Jakarta, FORTUNE – Badan Pengawas Perdagangan Berjangka Komoditi (Bappebti) merespons wacana wewenang pengawasan dan pengelolaan perdagangan aset kripto yang akan diambil alih oleh Otoritas Jasa Keuangan (OJK)

Wacana tersebut muncul dalam Rancangan Undang-Undang (RUU) Pengembangan dan Penguatan Sektor Keuangan (P2SK). Dalam draf peraturan itu, aset kripto dianggap sebagai inovasi teknologi sektor keuangan (ITSK). Hal tersebut menimbulkan konsekuensi kewenangan pengaturan dan pengawasan aturan kripto oleh OJK dan Bank Indonesia (BI).

“Keputusan pemerintah adalah memang pengelolaan aset kripto ini nanti akan dipindahkan ke OJK. Keputusannya seperti itu. Namun, perpindahan ini tidak akan seketika begitu RUU (P2SK) ini menjadi UU. Tetap nanti akan ada masa peralihan,” kata Plt. kepala Bappebti, Didid Noordiatmoko, dalam diskusi publik di Jakarta, Selasa (3/11).

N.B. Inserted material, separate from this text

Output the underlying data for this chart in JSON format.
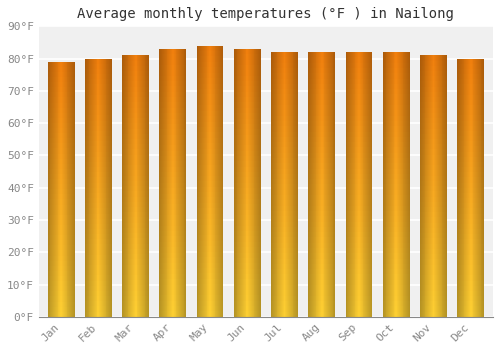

Masa peralihan itu diperkirakan berlangsung lima tahun. Namun, dalam proses transisi ini, Bappebti tetap akan menjadi pihak yang mengatur, mengawasi, serta mengelola perdagangan aset kripto.

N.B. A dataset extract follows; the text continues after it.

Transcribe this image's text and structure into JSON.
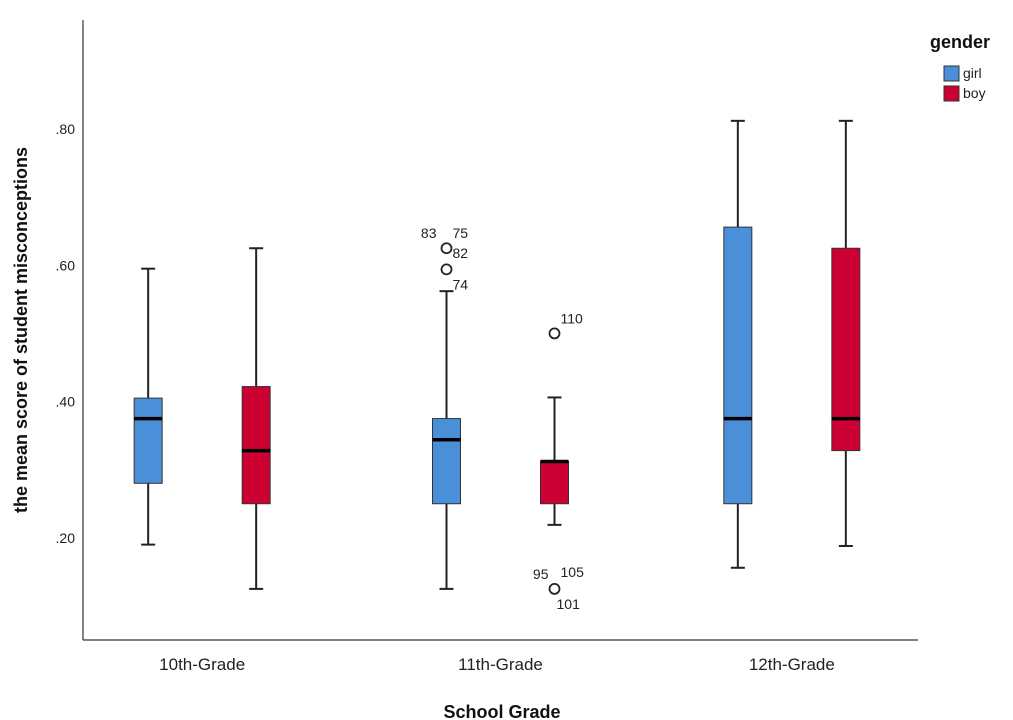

Lembaga di bawah Kementerian Perdagangan itu juga tengah merevisi Peraturan Bappebti No.8/2021 tentang Pedoman Penyelenggaraan Perdagangan Pasar Fisik Aset Kripto di Bursa Berjangka. Revisi tersebut menyangkut perbaikan tata kelola perdagangan aset kripto secara keseluruhan. Tujuannya adalah untuk menjaga keberlangsungan ekosistem aset kripto meski pengawasan dan pengelolaan beralih ke OJK.

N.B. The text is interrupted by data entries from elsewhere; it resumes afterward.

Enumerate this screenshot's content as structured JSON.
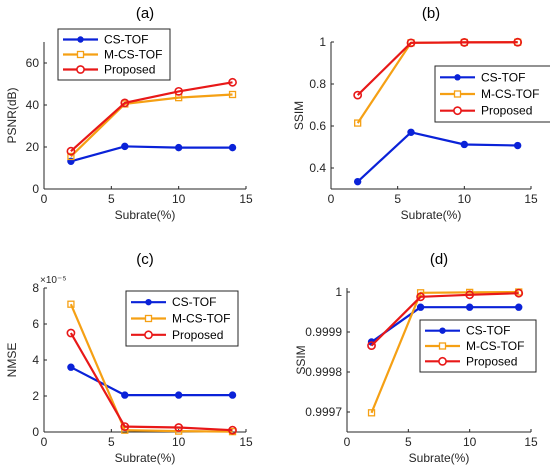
{
  "series_styles": [
    {
      "name": "CS-TOF",
      "color": "#0a22d8",
      "marker": "circle-filled"
    },
    {
      "name": "M-CS-TOF",
      "color": "#f5a014",
      "marker": "square-open"
    },
    {
      "name": "Proposed",
      "color": "#e81818",
      "marker": "circle-open"
    }
  ],
  "chart_data": [
    {
      "type": "line",
      "title": "(a)",
      "xlabel": "Subrate(%)",
      "ylabel": "PSNR(dB)",
      "x": [
        2,
        6,
        10,
        14
      ],
      "xlim": [
        0,
        15
      ],
      "ylim": [
        0,
        70
      ],
      "xticks": [
        0,
        5,
        10,
        15
      ],
      "yticks": [
        0,
        20,
        40,
        60
      ],
      "ytick_labels": [
        "0",
        "20",
        "40",
        "60"
      ],
      "legend": "top-left",
      "series": [
        {
          "name": "CS-TOF",
          "values": [
            13.2,
            20.3,
            19.7,
            19.7
          ]
        },
        {
          "name": "M-CS-TOF",
          "values": [
            15.5,
            40.5,
            43.5,
            45.0
          ]
        },
        {
          "name": "Proposed",
          "values": [
            18.0,
            41.0,
            46.5,
            50.8
          ]
        }
      ]
    },
    {
      "type": "line",
      "title": "(b)",
      "xlabel": "Subrate(%)",
      "ylabel": "SSIM",
      "x": [
        2,
        6,
        10,
        14
      ],
      "xlim": [
        0,
        15
      ],
      "ylim": [
        0.3,
        1.0
      ],
      "xticks": [
        0,
        5,
        10,
        15
      ],
      "yticks": [
        0.4,
        0.6,
        0.8,
        1.0
      ],
      "ytick_labels": [
        "0.4",
        "0.6",
        "0.8",
        "1"
      ],
      "legend": "right",
      "series": [
        {
          "name": "CS-TOF",
          "values": [
            0.335,
            0.57,
            0.512,
            0.507
          ]
        },
        {
          "name": "M-CS-TOF",
          "values": [
            0.614,
            0.996,
            0.998,
            0.999
          ]
        },
        {
          "name": "Proposed",
          "values": [
            0.747,
            0.996,
            0.998,
            0.999
          ]
        }
      ]
    },
    {
      "type": "line",
      "title": "(c)",
      "xlabel": "Subrate(%)",
      "ylabel": "NMSE",
      "exponent_label": "×10⁻⁵",
      "x": [
        2,
        6,
        10,
        14
      ],
      "xlim": [
        0,
        15
      ],
      "ylim": [
        0,
        8
      ],
      "xticks": [
        0,
        5,
        10,
        15
      ],
      "yticks": [
        0,
        2,
        4,
        6,
        8
      ],
      "ytick_labels": [
        "0",
        "2",
        "4",
        "6",
        "8"
      ],
      "legend": "top-right",
      "series": [
        {
          "name": "CS-TOF",
          "values": [
            3.6,
            2.05,
            2.05,
            2.05
          ]
        },
        {
          "name": "M-CS-TOF",
          "values": [
            7.1,
            0.1,
            0.05,
            0.02
          ]
        },
        {
          "name": "Proposed",
          "values": [
            5.5,
            0.3,
            0.25,
            0.1
          ]
        }
      ]
    },
    {
      "type": "line",
      "title": "(d)",
      "xlabel": "Subrate(%)",
      "ylabel": "SSIM",
      "x": [
        2,
        6,
        10,
        14
      ],
      "xlim": [
        0,
        15
      ],
      "ylim": [
        0.99965,
        1.00001
      ],
      "xticks": [
        0,
        5,
        10,
        15
      ],
      "yticks": [
        0.9997,
        0.9998,
        0.9999,
        1.0
      ],
      "ytick_labels": [
        "0.9997",
        "0.9998",
        "0.9999",
        "1"
      ],
      "legend": "right",
      "series": [
        {
          "name": "CS-TOF",
          "values": [
            0.999875,
            0.999962,
            0.999962,
            0.999962
          ]
        },
        {
          "name": "M-CS-TOF",
          "values": [
            0.999698,
            0.999998,
            0.999999,
            1.0
          ]
        },
        {
          "name": "Proposed",
          "values": [
            0.999866,
            0.999988,
            0.999993,
            0.999997
          ]
        }
      ]
    }
  ]
}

“Di masa transisi ini kami memastikan apa yang kami buat di Bappebti terkait dengan pengelolaan aset kripto itu bisa sustain ketika nanti masuk ke OJK,” ujarnya.

Kripto sebagai komoditas

Ilustrasi pertemuan bisnis tentang keputusan investasi untuk bitcoin. Shutterstock/Morrowind
Ilustrasi pertemuan bisnis tentang keputusan investasi untuk bitcoin. Shutterstock/Morrowind

Bappebti pada dasarnya mendukung keputusan pemerintah terkait pengawasan dan pengelolaan perdagangan aset kripto yang diambil alih OJK. Namun, lembaga tersebut meminta aset kripto dianggap sebagai komoditas, dan bukan mata uang (currency).

“Jangan sampai kripto ini menjadi currency,” ujar Didid seraya menambahkan perubahan pengawasan aset kripto ke OJK ini pasti akan memiliki konsekuensi. Namun, ia tidak menyebutkan secara terperinci soal konsekuensi tersebut.

Dalam kesempatan tersebut, Didid juga menepis anggapan bahwa lembaganya tidak kompeten dalam mengatur dan mengawasi perdagangan aset kripto. Meski belum sempurna, namun Bappebti diklaim berhasil menangani kasus seputar aset kripto, termasuk platform Zipmex yang sempat menyetop penarikan dana nasabah.

“Kalau dilihat apakah Bappebti tidak kompeten, saya menolak itu,” ujarnya.

Hingga saat ini Bappebti belum bisa membentuk ekosistem bursa aset kripto termasuk lembaga kliring di dalamnya. Namun, rencananya, bursa itu akan dirilis dalam waktu dekat ini, atau sebelum UU P2SK disahkan.

Dalam kesempatan sama, Direktur Eksekutif Center of Economic and Law Studies (Celios), Bhima Yudhistira, berpendapat RUU P2SK idealnya diselaraskan dengan Perba 8/2021 karena sama-sama bicara soal aturan aset kripto.

“Jangan ada dualisme antara Bappebti dengan otoritas lainnya, karena bisa menghambat pengembangan aset kripto,” ujar Bhima.

Selama penyusunan RUU berlangsung, menurut Bhima, arah pengaturan RUU P2SK terkait aset kripto menimbulkan kebingungan atas posisi aset kripto di bawah OJK dan BI sebagai mata uang, atau tetap sebagai komoditas. Sedangkan, Bank Indonesia pada saat bersamaan tengah menyusun mata uang digital bank sentral (central bank digital currency/CBDC) atau rupiah digital dalam RUU sama.

“Jika ada aset kripto yang sama-sama diatur di bawah otoritas BI dan OJK selain CBDC, maka akan berisiko menggeser aset kripto dari definisi komoditas menjadi mata uang. Hal tersebut justru rentan menimbulkan gangguan pada sektor keuangan,” katanya.